Regurgitates all the 'arguments' made at this point and then ads the mob-boss threat of hell.

Followed by the typical erroneous claim that the Quran does not contain any errors or contradictions.
Followed by the even more ridiculous assertion that the Quran is the most poetic piece of literature in existence and that, even the Arabs, supposedly the masters of poetry and literature have never been able to produce better.
Tries to enforce this claim by appealing to Muhammed's illiteracy proving it came from god.

Briefly touches upon the liar, nutter, prophet false trilemma and then asserts, blindly, that prophet is the only reasonable conclusion.

Next the author tries to dismiss the fact that the Quran is partially copied from Judaism and Christianity by asserting there was not Arab bible at the time and Muhammed couldn't read anyway. As if that's the only way one could copy the stories.
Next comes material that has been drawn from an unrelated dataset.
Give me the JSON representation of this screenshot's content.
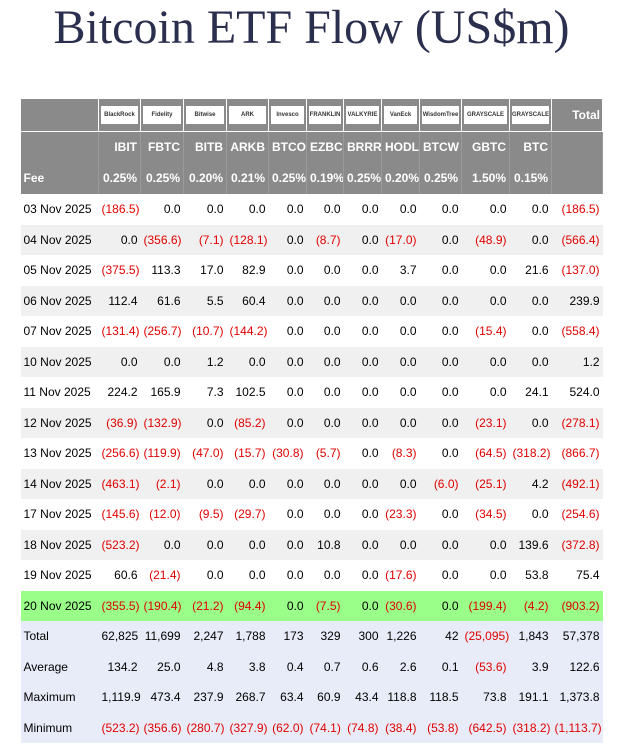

Tried to claim that the Quran's assertion to be the final message, somehow makes it true.
Then offers several ignorant and a-historical assertions about historical mistakes in the bible that are not present in the Quran.
Some unsourced appeals to authority are also thrown in the mix.

Followed by the typical nonsense of scientific 'truths' found in the quran that were not possible for that time.
Complete with mental gymnastics and brute-forced reinterpretations of Quranic mythology to fit scientific knowledge.
Also including the infamous 'embryo description in the Quran' nonsense.

Followed by another long-winded appeal to authority, which is only interesting because it reveals the author is a cherry-picker by referring to authenticated hadith.

The second to last chapter is basically explaining what's important to know/do as a Muslim.

The last chapter ends with the typical 'belief in what you need to belief and you will belief it!' diddle.

This story is, imo, poorly titled as the man in the red underpants is only mentioned twice.